A Study on Mixup-Inspired Augmentation Methods for Software Vulnerability Detection
Seyed Shayan Daneshvar, Da Tan, Shaowei Wang, Carson Leung
TL;DR
The paper addresses the data scarcity and imbalance challenge in deep learning–based vulnerability detection by systematically evaluating five representation-level augmentation methods (Linear Interpolation, Stochastic Perturbation, Linear Extrapolation, Binary Interpolation, Gaussian Scaling) and a conditioned variant on a leading token-based model (LineVul) using the BigVul dataset. It finds that augmentation can improve F1-scores (up to $9.67\%$) but cannot outperform Random Oversampling, which yields a larger improvement (up to $10.82\%$); VGX underperforms compared to embedding-based augmentation. The study provides practical guidance favoring ROS for balancing real-world vulnerability data, while also showing that conditioned augmentation can offer targeted improvements with some added noise. It suggests future work on more intrusive, graph-aware augmentation approaches to further enhance vulnerability detection performance and generalization.
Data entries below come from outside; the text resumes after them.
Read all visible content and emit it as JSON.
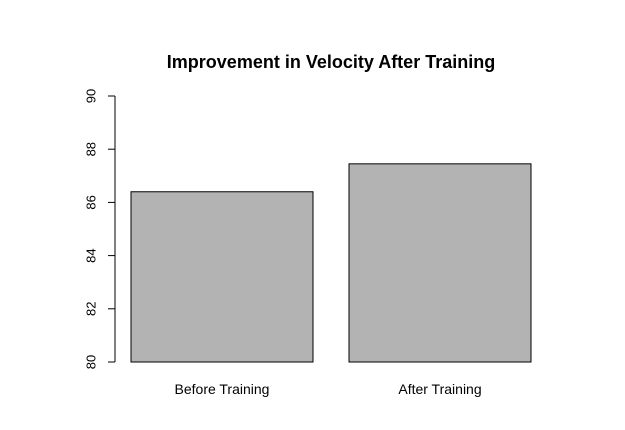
{
  "chart_data": {
    "type": "bar",
    "title": "Improvement in Velocity After Training",
    "xlabel": "",
    "ylabel": "",
    "categories": [
      "Before Training",
      "After Training"
    ],
    "values": [
      86.4,
      87.45
    ],
    "ylim": [
      80,
      90
    ],
    "yticks": [
      "80",
      "82",
      "84",
      "86",
      "88",
      "90"
    ],
    "bar_color": "#b3b3b3",
    "grid": false,
    "legend": "none"
  }
}
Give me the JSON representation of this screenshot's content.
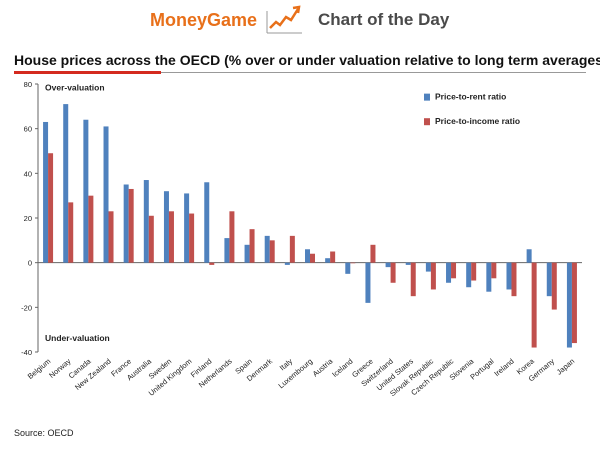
{
  "banner": {
    "brand": "MoneyGame",
    "caption": "Chart of the Day",
    "icon": "rising-chart-icon"
  },
  "source": "Source: OECD",
  "colors": {
    "price_to_rent": "#4f81bd",
    "price_to_income": "#c0504d",
    "accent": "#d42a1f",
    "brand": "#e8701a"
  },
  "chart_data": {
    "type": "bar",
    "title": "House prices across the OECD (% over or under valuation relative to long term averages)",
    "xlabel": "",
    "ylabel": "",
    "ylim": [
      -40,
      80
    ],
    "yticks": [
      -40,
      -20,
      0,
      20,
      40,
      60,
      80
    ],
    "legend_position": "top-right",
    "annotations": [
      "Over-valuation",
      "Under-valuation"
    ],
    "categories": [
      "Belgium",
      "Norway",
      "Canada",
      "New Zealand",
      "France",
      "Australia",
      "Sweden",
      "United Kingdom",
      "Finland",
      "Netherlands",
      "Spain",
      "Denmark",
      "Italy",
      "Luxembourg",
      "Austria",
      "Iceland",
      "Greece",
      "Switzerland",
      "United States",
      "Slovak Republic",
      "Czech Republic",
      "Slovenia",
      "Portugal",
      "Ireland",
      "Korea",
      "Germany",
      "Japan"
    ],
    "series": [
      {
        "name": "Price-to-rent ratio",
        "values": [
          63,
          71,
          64,
          61,
          35,
          37,
          32,
          31,
          36,
          11,
          8,
          12,
          -1,
          6,
          2,
          -5,
          -18,
          -2,
          -1,
          -4,
          -9,
          -11,
          -13,
          -12,
          6,
          -15,
          -38
        ]
      },
      {
        "name": "Price-to-income ratio",
        "values": [
          49,
          27,
          30,
          23,
          33,
          21,
          23,
          22,
          -1,
          23,
          15,
          10,
          12,
          4,
          5,
          0,
          8,
          -9,
          -15,
          -12,
          -7,
          -8,
          -7,
          -15,
          -38,
          -21,
          -36
        ]
      }
    ]
  }
}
The work contributes a rigorous, reproducible assessment of augmentation strategies in a domain with high-stakes security implications.
Abstract
Various deep learning (DL) methods have recently been utilized to detect software vulnerabilities. Real-world software vulnerability datasets are rare and hard to acquire, as there is no simple metric for classifying vulnerability. Such datasets are heavily imbalanced, and none of the current datasets are considered huge for DL models. To tackle these problems, a recent work has tried to augment the dataset using the source code and generate realistic single-statement vulnerabilities, which is not quite practical and requires manual checking of the generated vulnerabilities. In this paper, we aim to explore the augmentation of vulnerabilities at the representation level to help current models learn better, which has never been done before to the best of our knowledge. We implement and evaluate five augmentation techniques that augment the embedding of the data and have recently been used for code search, which is a completely different software engineering task. We also introduced a conditioned version of those augmentation methods, which ensures the augmentation does not change the vulnerable section of the vector representation. We show that such augmentation methods can be helpful and increase the F1-score by up to 9.67%, yet they cannot beat Random Oversampling when balancing datasets, which increases the F1-score by 10.82%.